= Eugene Eubanks =

African American educator

Eugene Emerson Eubanks (June 6, 1938 – November 20, 2011) was an American professor and school administrator focused on school desegregation. He was a longtime professor at the University of Missouri–Kansas City's School of Education, eventually becoming the school's first African American dean. Following a U.S. Federal Courts case, Eubanks was appointed to oversee the Kansas City Public Schools desegregation efforts in 1984. He went on to serve as a consultant in numerous school desegregation cases, and as president of the American Association of Colleges for Teacher Education.

==Early life and education==
Eugene Eubanks was born in Meadville, Pennsylvania on June 6, 1938 to Nelson and Emily Jackson Eubanks. He attended Meadville High School, where he played basketball. After high school, he joined the U.S. Air Force serving as a math teacher and Russian voice analyst. Upon leaving the Air Force, Eubanks returned to formal education, receiving a bachelor's degree in 1963 from Edinboro State Teachers College. He then taught mathematics and served as principal in Cleveland Public Schools while pursuing a master's degree in secondary school administration from John Carroll University. Eubanks then went on to earn a second master's degree and a doctoral degree in education from Michigan State University. He completed his doctorate in 1972, with a thesis titled Teachers' job satisfaction and dissatisfaction in defacto segregated high schools.

==Academic career==
Eubanks joined the faculty of the University of Delaware as an assistant professor. In 1974, he moved to the University of Missouri, Kansas City as assistant dean of the School of Education. In 1980, he became dean of the School of Education, the first African American in the position. In 1983, the Kansas City, Missouri, School District selected Eubanks to lead a review of its secondary schools. The review highlighted the school's poor performance, including low literacy and test scores, and high dropout rates. In 1984, based in part on Eubanks' report, a US federal district court ruled the Kansas City, Missouri, School District to be unconstitutionally segregated; the court appointed a committee to monitor the district's desegregation, appointing Eubanks as chair. In 1994, another court case People Who Care v. Rockford Board of Education, School District #205 ended with the court appointing Eubanks to oversee school desegregation efforts in Rockford, Illinois.

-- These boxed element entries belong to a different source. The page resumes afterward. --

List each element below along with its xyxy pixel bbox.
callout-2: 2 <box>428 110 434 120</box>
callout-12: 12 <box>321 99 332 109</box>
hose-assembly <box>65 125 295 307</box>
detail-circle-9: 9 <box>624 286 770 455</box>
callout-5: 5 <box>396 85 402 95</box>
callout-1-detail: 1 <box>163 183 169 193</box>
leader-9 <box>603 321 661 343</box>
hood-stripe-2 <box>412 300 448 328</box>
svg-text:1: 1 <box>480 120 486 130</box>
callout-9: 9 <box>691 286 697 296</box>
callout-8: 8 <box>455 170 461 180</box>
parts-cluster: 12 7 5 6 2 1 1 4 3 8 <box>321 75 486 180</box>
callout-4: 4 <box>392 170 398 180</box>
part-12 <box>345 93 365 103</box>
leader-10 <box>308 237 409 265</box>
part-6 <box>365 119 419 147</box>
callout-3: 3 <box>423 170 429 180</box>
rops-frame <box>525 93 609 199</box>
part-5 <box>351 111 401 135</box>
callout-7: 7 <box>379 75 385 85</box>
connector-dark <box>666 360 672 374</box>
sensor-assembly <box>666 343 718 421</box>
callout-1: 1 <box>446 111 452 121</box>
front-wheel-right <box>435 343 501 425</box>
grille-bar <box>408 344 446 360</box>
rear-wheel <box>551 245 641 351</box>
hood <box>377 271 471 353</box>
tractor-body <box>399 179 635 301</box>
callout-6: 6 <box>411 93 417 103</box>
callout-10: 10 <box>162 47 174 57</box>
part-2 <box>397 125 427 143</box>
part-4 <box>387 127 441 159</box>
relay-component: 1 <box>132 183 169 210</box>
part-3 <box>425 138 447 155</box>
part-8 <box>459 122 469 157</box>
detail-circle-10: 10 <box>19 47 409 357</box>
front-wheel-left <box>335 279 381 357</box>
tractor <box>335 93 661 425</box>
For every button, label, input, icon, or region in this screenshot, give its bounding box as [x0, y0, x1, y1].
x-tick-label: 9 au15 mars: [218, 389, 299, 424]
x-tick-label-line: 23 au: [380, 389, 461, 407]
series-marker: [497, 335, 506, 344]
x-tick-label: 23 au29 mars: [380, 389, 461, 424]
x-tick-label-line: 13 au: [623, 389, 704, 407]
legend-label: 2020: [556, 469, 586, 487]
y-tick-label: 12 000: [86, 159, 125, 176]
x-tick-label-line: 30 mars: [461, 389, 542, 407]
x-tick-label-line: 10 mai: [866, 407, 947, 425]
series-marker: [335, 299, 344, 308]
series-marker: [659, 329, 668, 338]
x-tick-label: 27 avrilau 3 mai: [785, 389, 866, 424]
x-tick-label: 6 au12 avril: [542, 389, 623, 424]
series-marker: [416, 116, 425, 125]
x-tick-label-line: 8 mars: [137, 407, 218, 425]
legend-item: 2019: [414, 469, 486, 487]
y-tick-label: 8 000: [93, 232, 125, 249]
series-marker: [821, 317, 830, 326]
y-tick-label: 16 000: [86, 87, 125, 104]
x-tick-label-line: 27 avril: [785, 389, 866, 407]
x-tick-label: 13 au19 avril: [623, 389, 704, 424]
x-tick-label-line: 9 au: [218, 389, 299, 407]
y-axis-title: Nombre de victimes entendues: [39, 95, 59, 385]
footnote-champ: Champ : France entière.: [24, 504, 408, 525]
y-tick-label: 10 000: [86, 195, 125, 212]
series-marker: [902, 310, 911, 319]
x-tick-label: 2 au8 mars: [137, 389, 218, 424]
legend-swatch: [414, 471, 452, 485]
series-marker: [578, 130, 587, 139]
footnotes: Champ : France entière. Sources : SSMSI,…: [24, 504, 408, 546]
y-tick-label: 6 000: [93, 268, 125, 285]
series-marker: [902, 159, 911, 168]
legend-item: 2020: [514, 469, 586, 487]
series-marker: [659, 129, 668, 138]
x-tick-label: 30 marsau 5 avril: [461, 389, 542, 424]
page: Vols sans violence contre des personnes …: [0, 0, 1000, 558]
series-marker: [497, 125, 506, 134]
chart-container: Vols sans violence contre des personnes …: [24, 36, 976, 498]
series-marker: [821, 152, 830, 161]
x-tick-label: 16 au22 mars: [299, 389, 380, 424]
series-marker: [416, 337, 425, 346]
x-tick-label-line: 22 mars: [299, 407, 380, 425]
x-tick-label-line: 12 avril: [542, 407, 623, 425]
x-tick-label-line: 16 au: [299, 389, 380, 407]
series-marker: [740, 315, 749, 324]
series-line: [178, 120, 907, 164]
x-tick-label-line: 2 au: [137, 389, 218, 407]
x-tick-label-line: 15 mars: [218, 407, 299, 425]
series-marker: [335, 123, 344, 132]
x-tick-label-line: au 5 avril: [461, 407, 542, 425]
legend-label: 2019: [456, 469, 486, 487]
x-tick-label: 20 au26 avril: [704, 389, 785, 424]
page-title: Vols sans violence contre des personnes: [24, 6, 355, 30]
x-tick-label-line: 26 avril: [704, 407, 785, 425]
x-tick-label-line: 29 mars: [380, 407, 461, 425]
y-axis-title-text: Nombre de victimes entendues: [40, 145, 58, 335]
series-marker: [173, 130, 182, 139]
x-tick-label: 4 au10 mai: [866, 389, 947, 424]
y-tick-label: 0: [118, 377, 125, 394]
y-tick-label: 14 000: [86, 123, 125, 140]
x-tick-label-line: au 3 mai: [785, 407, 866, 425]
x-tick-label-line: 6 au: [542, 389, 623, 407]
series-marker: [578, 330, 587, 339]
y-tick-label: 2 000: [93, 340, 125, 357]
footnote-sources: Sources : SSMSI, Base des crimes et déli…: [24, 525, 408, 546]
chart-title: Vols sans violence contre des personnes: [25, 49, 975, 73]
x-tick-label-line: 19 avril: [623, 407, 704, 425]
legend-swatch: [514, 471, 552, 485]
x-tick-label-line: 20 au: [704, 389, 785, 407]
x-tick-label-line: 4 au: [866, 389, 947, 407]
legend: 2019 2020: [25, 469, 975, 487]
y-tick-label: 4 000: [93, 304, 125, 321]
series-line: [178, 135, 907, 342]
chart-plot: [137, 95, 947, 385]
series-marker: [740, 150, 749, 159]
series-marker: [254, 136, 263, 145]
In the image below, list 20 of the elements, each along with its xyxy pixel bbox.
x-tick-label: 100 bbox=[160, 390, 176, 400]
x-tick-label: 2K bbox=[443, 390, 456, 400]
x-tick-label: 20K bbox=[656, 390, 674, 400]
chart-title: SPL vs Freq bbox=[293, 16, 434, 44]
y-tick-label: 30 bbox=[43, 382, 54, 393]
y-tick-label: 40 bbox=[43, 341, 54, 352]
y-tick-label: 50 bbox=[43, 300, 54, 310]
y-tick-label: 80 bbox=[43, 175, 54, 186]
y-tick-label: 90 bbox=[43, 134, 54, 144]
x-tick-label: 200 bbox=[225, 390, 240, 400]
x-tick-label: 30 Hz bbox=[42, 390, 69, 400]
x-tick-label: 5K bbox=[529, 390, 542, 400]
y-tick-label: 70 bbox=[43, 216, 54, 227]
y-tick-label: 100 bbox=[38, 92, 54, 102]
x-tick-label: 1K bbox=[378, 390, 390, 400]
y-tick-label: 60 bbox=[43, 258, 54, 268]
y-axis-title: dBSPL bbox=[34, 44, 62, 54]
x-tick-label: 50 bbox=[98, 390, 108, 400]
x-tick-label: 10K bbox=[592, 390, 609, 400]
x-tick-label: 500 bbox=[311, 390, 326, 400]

Eubanks served as president of the American Association of Colleges and Teachers in Education and editor of the Journal of the National Alliance of Black School Educators.

==Later life==
Upon his retirement in 2003, Eubanks was granted the titles professor emeritus and dean emeritus from the University. Despite his university retirement, he continued to teach high school math. Eubanks died on November 20, 2011, and is buried at Meadville's Greendale Cemetery.